So theoretically, as my readers, you might want to know what my ideal vision for the future is. So I'm going to tell you. I've actually drawn some pretty decent pictures of this in my diaries, but finding them would involve looking, which would involve effort. So I'm going to make a very messy version on Paint. Trust me, I'm awful at Paint. I'm decent at drawing in real life, but not on Paint.
So, to explain that little beauty. I'm guesstimating this as me being at about age thirty, but hey, who knows. First off, there is a poster for a movie from my book series on the wall. Because that's how famous I want my books to be. I love movies. Secondly, I'm there, typing another book. Yay! That means I've gotten to the point where I don't need my day job, which will probably be some kind of copy editing for a small firm or paper. That will be nice, too, but this picture shows that I've hit some awesome success. Also, that I'm still writing, and that I'm happy about it.
Then there's my family. I have a very nice cute husband, who obviously likes to take care of my kids for me while I write books. He likes kids. I don't have an ideal guy look, to be honest, but my standard when I draw this scene is brown-haired, tall, and blue-eyed. The main point is that he's really, really nice. And takes care of my kids. And loves me. And probably has a nice decent job too.
I have four children in this ideal world. I plan to adopt, but I'd like three boys and one girl. The girl is a redhead in this picture, and she's alone in girlishness, because that's family tradition. I can explain that if you'd like some time. The boys are just boys. Fun like that. One is a baby in that crib, which is a little hard to see. In theory, in the ideal, I was able to have that one baby boy myself, instead of adopting. But of course I love them all. A lot. Despite my apparent disinterest in this picture.
I'm writing, OK?? It's important.
We have a nice simple house, and it's all nice and simple. True story. I don't need lots of fancy stuff. That would just be annoying.

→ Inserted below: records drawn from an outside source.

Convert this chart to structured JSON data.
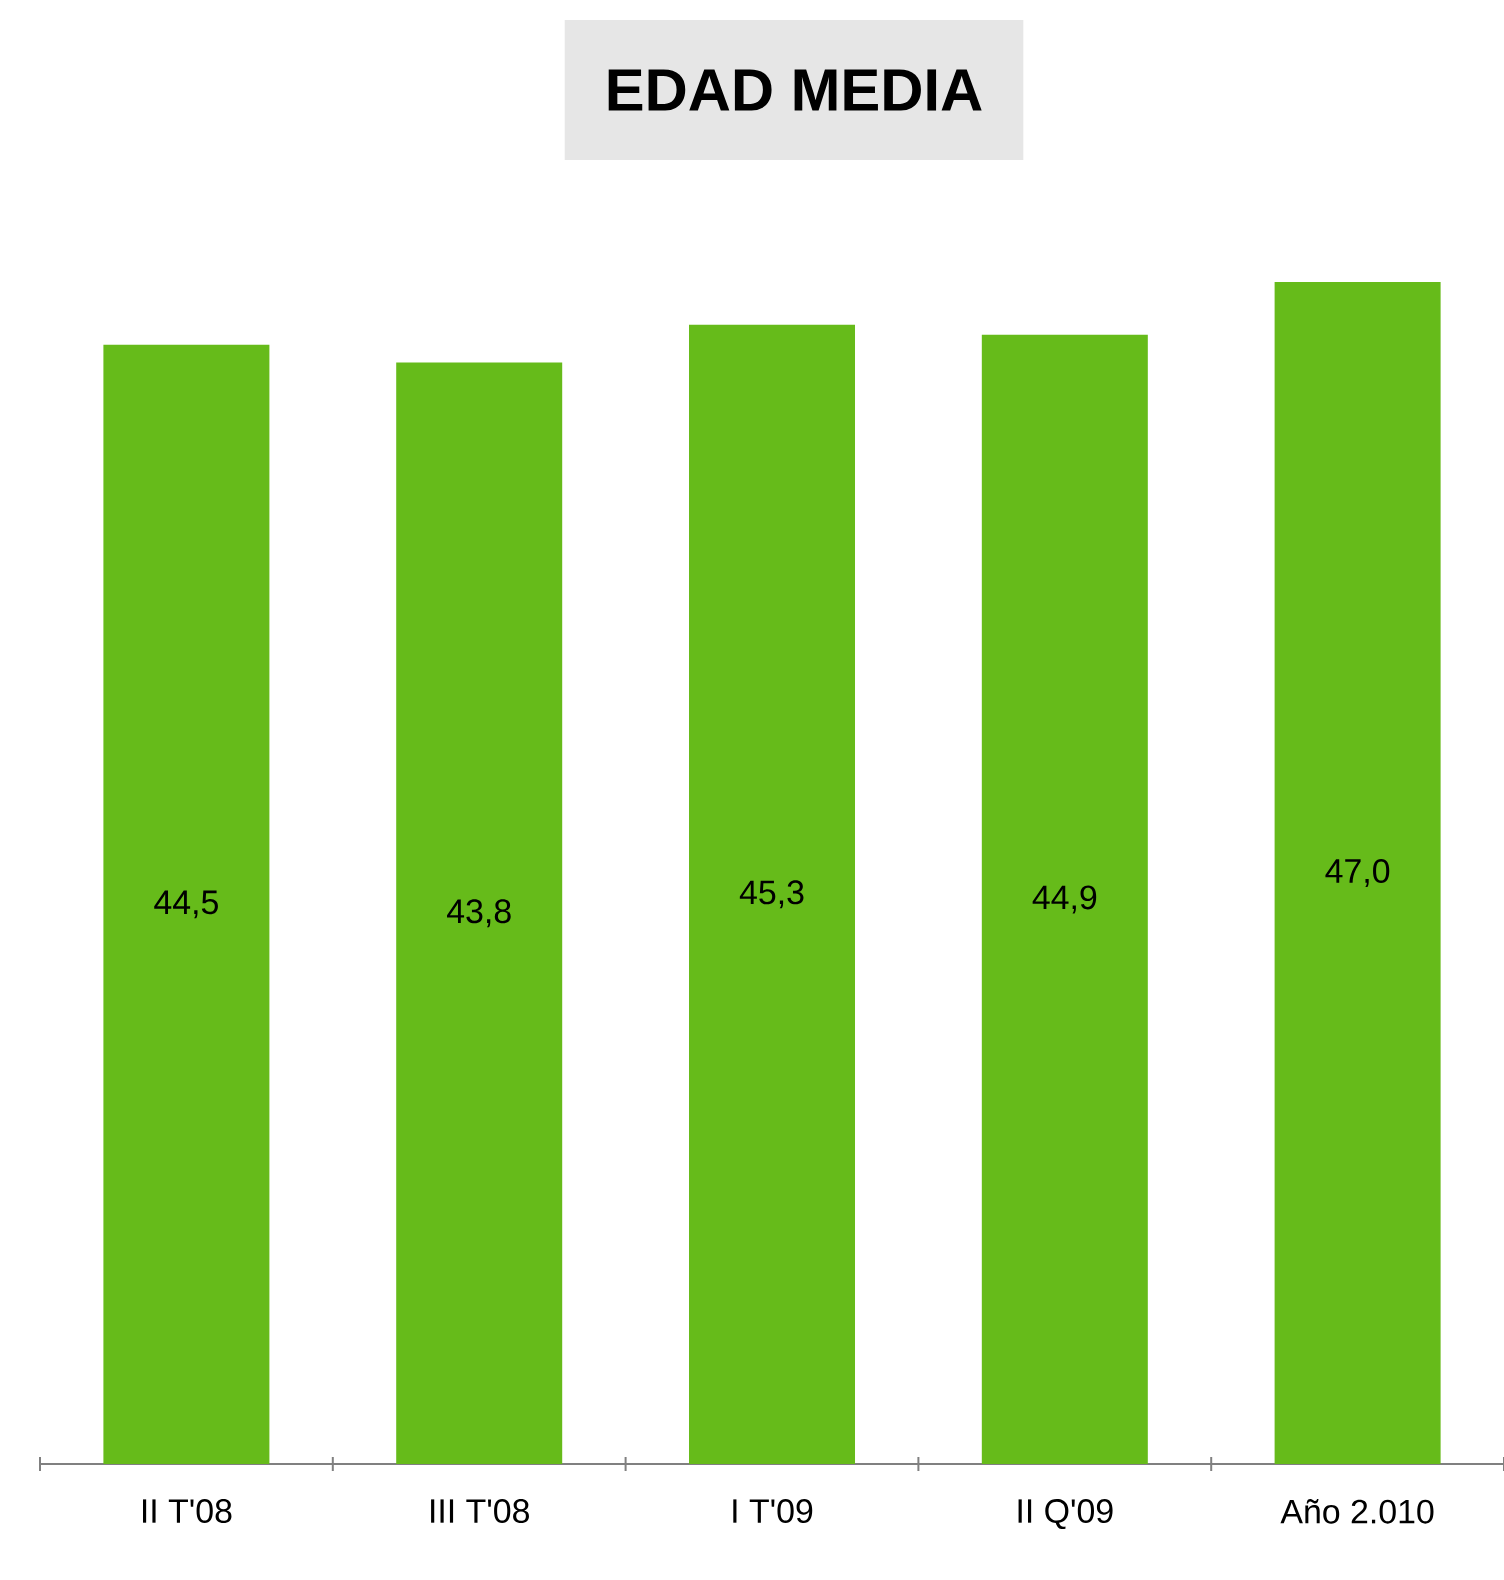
{
  "chart_data": {
    "type": "bar",
    "title": "EDAD MEDIA",
    "categories": [
      "II T'08",
      "III T'08",
      "I T'09",
      "II Q'09",
      "Año 2.010"
    ],
    "values": [
      44.5,
      43.8,
      45.3,
      44.9,
      47.0
    ],
    "value_labels": [
      "44,5",
      "43,8",
      "45,3",
      "44,9",
      "47,0"
    ],
    "color": "#66bb1a"
  }
}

Otherwise, in this world of dreamingness but not pictured, I'd like to still be doing music stuff on the side, mostly something in a community orchestra. I also have a developing "bucket list", which I may tell you about someday, once it gets to be actually legitly long enough.
In news today, for those of you who have not liked me on Facebook (*puppy face*), you should know that I have scrapped THE PERFECTION GUILD. I realized I wasn't reflecting my best abilities and the kind of depth and meaning that I want to in my writing. I wasn't coming from the right place on it. So I'm leaving that to go back to editing and such for a while.